Provably Powerful Graph Neural Networks for Directed Multigraphs
Béni Egressy, Luc von Niederhäusern, Jovan Blanusa, Erik Altman, Roger Wattenhofer, Kubilay Atasu
TL;DR
This paper tackles the challenge of learning on directed multigraphs by proposing three simple adaptations—reverse message passing, directed multigraph port numbering, and ego IDs—that transform standard GNNs into provably powerful directed multigraph learners. The authors prove that, when combined, these adaptations enable a GNN to identify any directed subgraph pattern, and they validate the theory with synthetic pattern-detection tasks and practical financial-crime datasets (money laundering and phishing). Empirically, the adaptations yield large gains in minority-class F1 scores over baselines, with reverse MP driving accuracy on degree-out and port numbering enabling fan-in/out detection, while ego IDs contribute in select complex patterns.

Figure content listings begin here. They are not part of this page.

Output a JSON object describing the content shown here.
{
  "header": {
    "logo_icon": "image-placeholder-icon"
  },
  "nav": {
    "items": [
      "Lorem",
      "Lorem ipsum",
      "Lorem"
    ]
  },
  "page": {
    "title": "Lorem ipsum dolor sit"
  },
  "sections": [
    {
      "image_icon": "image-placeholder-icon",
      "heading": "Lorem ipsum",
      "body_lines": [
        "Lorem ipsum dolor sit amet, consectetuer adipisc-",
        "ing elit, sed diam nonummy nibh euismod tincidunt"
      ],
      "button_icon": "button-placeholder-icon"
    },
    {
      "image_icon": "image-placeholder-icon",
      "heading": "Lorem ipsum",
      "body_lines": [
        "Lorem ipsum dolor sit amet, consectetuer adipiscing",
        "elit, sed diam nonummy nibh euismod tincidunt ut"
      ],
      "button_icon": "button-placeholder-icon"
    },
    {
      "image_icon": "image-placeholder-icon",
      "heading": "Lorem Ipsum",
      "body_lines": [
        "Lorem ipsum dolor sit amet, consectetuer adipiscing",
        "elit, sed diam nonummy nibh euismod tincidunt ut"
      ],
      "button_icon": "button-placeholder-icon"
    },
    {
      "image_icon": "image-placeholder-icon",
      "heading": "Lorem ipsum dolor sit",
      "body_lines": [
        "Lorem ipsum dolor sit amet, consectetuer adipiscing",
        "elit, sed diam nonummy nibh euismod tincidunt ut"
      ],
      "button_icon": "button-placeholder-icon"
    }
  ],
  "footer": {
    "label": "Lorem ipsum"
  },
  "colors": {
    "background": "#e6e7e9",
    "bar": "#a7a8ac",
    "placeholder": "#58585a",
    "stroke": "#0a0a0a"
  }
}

The approach also shows promise on real-world benchmarks, offering a scalable, extensible framework for directed multigraph analytics beyond finance, with avenues for future work in broader domains and complexity-aware trade-offs.
Abstract
This paper analyses a set of simple adaptations that transform standard message-passing Graph Neural Networks (GNN) into provably powerful directed multigraph neural networks. The adaptations include multigraph port numbering, ego IDs, and reverse message passing. We prove that the combination of these theoretically enables the detection of any directed subgraph pattern. To validate the effectiveness of our proposed adaptations in practice, we conduct experiments on synthetic subgraph detection tasks, which demonstrate outstanding performance with almost perfect results. Moreover, we apply our proposed adaptations to two financial crime analysis tasks. We observe dramatic improvements in detecting money laundering transactions, improving the minority-class F1 score of a standard message-passing GNN by up to 30%, and closely matching or outperforming tree-based and GNN baselines. Similarly impressive results are observed on a real-world phishing detection dataset, boosting three standard GNNs' F1 scores by around 15% and outperforming all baselines.